Overview
- Status: Operational
- Owner: Karara Mining Limited (leased from the Public Transport Authority)
- Locale: Mid West region of Western Australia
- Termini: Tilley Junction, Morawa; Karara mine;

Service
- Type: Heavy rail
- Operator(s): Aurizon
- Depot(s): Narngulu

History
- Commenced: December 2010
- Opened: August 2012

Technical
- Line length: 78 km (48 mi)
- Number of tracks: 1
- Track gauge: 1,067 mm (3 ft 6 in) narrow gauge
- Signalling: Train Order Working

= Karara railway line =

Railway in Western Australia

The Karara railway is a 78 km railway line in the Mid West region of Western Australia, linking the Karara iron ore mine with the Public Transport Authority / Arc Infrastructure network near Morawa. The railway is leased by Karara Mining Limited and trains are operated by Aurizon between the mine and Geraldton port.

==Route==
The Karara railway is managed by Karara Mining Limited, a joint venture between Gindalbie Metals and Ansteel Group. Karara Mining Limited holds a 49-year lease on the rail corridor from the Public Transport Authority, which began in August 2012. It branches off the Perenjori–Mullewa railway line 4 km north of Morawa at Tilley Junction. (Note: Originally known as the Mullewa railway line, the Dalwallinu to Perenjori sector is not currently in use.)
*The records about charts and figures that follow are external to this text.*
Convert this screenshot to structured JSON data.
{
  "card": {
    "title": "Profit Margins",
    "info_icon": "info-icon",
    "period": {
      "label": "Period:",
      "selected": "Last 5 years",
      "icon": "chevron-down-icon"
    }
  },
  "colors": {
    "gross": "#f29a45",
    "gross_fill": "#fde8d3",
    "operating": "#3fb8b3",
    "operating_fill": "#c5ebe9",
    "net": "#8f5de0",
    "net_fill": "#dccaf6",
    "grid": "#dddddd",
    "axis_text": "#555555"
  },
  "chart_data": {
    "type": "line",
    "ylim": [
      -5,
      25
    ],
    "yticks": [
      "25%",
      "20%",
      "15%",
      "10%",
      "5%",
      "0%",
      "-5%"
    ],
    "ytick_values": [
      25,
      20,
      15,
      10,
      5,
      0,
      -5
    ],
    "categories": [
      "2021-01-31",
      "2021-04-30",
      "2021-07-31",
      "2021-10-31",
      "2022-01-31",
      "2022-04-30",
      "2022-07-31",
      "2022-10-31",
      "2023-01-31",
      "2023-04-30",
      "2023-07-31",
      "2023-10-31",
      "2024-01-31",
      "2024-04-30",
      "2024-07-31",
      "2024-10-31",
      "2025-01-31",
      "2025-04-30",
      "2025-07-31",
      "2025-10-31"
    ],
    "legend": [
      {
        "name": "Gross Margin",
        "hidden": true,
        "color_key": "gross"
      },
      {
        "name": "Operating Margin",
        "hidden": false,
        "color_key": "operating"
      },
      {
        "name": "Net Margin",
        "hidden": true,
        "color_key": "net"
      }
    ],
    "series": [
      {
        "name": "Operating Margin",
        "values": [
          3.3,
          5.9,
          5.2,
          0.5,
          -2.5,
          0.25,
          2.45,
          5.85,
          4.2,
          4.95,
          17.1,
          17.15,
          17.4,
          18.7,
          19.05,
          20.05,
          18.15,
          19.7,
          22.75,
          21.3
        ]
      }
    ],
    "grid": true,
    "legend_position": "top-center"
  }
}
It travels approximately 78 km in an easterly direction from there. The first 18 km is roughly parallel to the disused Koolanooka branch.

==Construction==
The Railway (Tilley to Karara) Bill 2010 was introduced to the Parliament of Western Australia in May 2010 and passed as the Railway (Tilley to Karara) Act 2010 in July 2010.

In August 2010, Karara Mining Limited awarded Macmahon Holdings the $86 million contract to build the Karara railway, including earthworks and tracklaying. The track was supplied by Karara Mining Limited owner Ansteel. Construction began in December 2010. To maintain compatibility with the Arc Infrastructure network, the Karara railway was constructed with narrow gauge tracks, although dual gauge sleepers were used to allow for easy conversion to standard gauge in the future, as the future Oakajee Port was planned to have standard gauge access. Associated with the Karara railway construction was an upgrade of the 199 km of rail between Geraldton and Morawa. Karara Mining Limited signed a $300 million contract with Brookfield Rail (since renamed Arc Infrastructure), the lessee of Western Australia's public rail freight network, to upgrade the Geraldton to Morawa railway.

==Operations==
In 2011, QR National (since renamed Aurizon) was awarded a 10-year contract for operating all trains to and from the Karara mine. The contract was worth approximately $900 million and involved QR National expanding its Narngulu maintenance yard. Train frequencies were four trains per day, each with 100 wagons, and up to 10 Mt per annum was expected to be hauled. The first train load of iron ore was in August 2012.